YouTube Is Ready to Invest in Vevo, but the Deal Isn’t Done
YouTube is set to make another big investment in a content partner. This time around it’s Vevo, the music video site.
YouTube and its owner Google have agreed to buy a minority stake in Vevo, according to people familiar with the deal, which hasn’t been finalized.
If it happens, it will be the second time in the last year that Google has invested directly in a video company that relies on YouTube for distribution. In May, Google put money into Machinima, the Web video network aimed at gamers.
If the deal does get done, it will allow the two sides to continue with a symbiotic — and at times contentious — relationship that has gone on for three years: Vevo gets to distribute its clips on the world’s largest video site, and YouTube gets to keep showing music videos from the big labels, which account for many of its most popular clips.

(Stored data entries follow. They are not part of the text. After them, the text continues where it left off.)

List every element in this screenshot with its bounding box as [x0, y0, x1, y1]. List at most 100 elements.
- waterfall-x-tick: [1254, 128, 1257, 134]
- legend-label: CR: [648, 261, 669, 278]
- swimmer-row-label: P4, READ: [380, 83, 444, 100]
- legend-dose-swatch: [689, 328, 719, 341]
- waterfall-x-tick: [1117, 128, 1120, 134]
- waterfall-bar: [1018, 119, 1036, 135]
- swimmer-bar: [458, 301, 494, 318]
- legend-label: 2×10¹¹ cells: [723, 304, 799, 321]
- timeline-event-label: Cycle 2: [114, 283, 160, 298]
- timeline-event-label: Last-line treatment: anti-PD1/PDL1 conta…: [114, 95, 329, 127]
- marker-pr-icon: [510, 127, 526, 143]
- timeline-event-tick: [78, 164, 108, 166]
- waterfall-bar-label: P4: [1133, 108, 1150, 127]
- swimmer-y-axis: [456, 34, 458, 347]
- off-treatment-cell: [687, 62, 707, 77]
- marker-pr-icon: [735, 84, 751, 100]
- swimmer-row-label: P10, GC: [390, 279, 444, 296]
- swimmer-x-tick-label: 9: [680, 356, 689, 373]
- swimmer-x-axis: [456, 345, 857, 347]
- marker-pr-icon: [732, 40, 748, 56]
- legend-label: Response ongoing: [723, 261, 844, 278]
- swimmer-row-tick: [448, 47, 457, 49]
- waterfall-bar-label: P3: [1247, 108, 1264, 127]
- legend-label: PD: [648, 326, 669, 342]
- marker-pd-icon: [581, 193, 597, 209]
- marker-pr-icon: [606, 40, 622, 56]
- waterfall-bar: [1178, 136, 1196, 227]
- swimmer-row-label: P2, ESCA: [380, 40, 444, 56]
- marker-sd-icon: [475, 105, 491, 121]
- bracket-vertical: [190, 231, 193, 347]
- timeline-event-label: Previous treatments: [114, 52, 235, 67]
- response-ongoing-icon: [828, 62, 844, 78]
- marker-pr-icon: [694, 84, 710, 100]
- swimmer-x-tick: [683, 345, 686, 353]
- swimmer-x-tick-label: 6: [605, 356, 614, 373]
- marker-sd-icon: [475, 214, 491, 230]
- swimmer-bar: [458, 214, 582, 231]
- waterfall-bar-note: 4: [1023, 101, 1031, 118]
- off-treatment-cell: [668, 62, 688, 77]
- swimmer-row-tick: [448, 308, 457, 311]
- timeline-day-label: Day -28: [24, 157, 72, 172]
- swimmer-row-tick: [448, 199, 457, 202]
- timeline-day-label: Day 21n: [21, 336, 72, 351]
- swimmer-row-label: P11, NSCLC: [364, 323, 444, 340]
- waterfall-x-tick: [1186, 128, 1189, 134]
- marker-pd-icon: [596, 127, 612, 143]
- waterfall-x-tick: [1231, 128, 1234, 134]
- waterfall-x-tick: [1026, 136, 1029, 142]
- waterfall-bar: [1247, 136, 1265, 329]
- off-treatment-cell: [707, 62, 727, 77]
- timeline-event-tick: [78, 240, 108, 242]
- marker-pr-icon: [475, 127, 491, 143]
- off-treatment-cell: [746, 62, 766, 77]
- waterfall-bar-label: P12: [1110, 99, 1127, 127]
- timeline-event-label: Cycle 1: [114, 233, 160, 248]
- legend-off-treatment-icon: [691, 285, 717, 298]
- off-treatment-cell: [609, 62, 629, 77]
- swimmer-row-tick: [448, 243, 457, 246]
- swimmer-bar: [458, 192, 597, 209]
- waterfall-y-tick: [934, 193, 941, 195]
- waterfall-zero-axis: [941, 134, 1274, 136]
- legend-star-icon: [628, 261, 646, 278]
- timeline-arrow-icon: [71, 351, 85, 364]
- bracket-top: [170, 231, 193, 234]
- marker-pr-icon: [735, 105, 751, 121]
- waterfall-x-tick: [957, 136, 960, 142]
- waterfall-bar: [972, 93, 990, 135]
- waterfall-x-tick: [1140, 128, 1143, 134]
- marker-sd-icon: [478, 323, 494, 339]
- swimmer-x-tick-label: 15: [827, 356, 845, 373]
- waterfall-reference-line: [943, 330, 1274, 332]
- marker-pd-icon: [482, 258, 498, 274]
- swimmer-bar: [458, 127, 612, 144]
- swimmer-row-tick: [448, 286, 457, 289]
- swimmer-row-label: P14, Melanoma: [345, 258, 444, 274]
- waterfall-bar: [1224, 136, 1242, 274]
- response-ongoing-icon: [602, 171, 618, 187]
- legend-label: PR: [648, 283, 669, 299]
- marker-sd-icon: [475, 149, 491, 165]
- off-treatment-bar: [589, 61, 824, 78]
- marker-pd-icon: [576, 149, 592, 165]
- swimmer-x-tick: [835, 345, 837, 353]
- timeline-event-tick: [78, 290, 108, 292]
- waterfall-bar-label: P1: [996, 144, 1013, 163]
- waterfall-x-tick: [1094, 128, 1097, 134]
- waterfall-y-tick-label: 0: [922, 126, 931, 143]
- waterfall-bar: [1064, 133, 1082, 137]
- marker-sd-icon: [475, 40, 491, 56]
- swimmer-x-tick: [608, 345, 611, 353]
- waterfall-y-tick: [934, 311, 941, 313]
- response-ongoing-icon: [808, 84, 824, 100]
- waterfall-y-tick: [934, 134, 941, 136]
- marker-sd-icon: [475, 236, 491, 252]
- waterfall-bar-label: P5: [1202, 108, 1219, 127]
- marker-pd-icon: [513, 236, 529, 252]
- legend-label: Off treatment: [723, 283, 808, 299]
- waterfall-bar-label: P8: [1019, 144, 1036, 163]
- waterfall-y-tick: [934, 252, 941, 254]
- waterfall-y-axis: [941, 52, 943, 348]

I don’t know the size of the planned transaction, but I’m told it will be bigger than the $35 million funding round Google and YouTube led in Machinima last year. Like Hulu, the TV site, Vevo is a complicated joint venture between content owners — in this case Universal Music and Sony Music — and an outside investor — in this case Abu Dhabi Media.
But while both YouTube and Vevo have signed off on the investment and a renewed distribution deal that includes long-term licenses for the videos, the deal hasn’t closed and could still be derailed.
For starters, the deal is supposed to get done at the same time that YouTube signs separate agreements with Sony and Universal, which cover subjects like user-uploaded videos that incorporate music the labels own. And relationships between the two labels — and between the labels and YouTube — have been rocky at times.
That’s one of the reasons Vevo had previously explored alternate distribution deals with Facebook and Viacom’s MTV over the past year.
But it makes the most sense for YouTube and the labels to work together. The labels would like to see more money than they currently get from YouTube, but it would be hard for them to walk away from the revenue they’re already getting.
And while YouTube has worked hard to attract more “professional” content on the site — which is why it has been writing advances to video makers to create “channels” on the site — the labels’ videos remain enormously popular with its young audience.
Meanwhile, both the distribution and the investment will be crucial for Vevo, which operates a very thin-margin business.
Under both the old deal and the new one the company is set to strike, Vevo hands over about a third of its revenue to YouTube, and more than 50 percent of its revenue to the labels, which doesn’t leave it much in the way of an operating budget. Last year, Vevo CEO Rio Caraeff said his company was doing more than $150 million a year.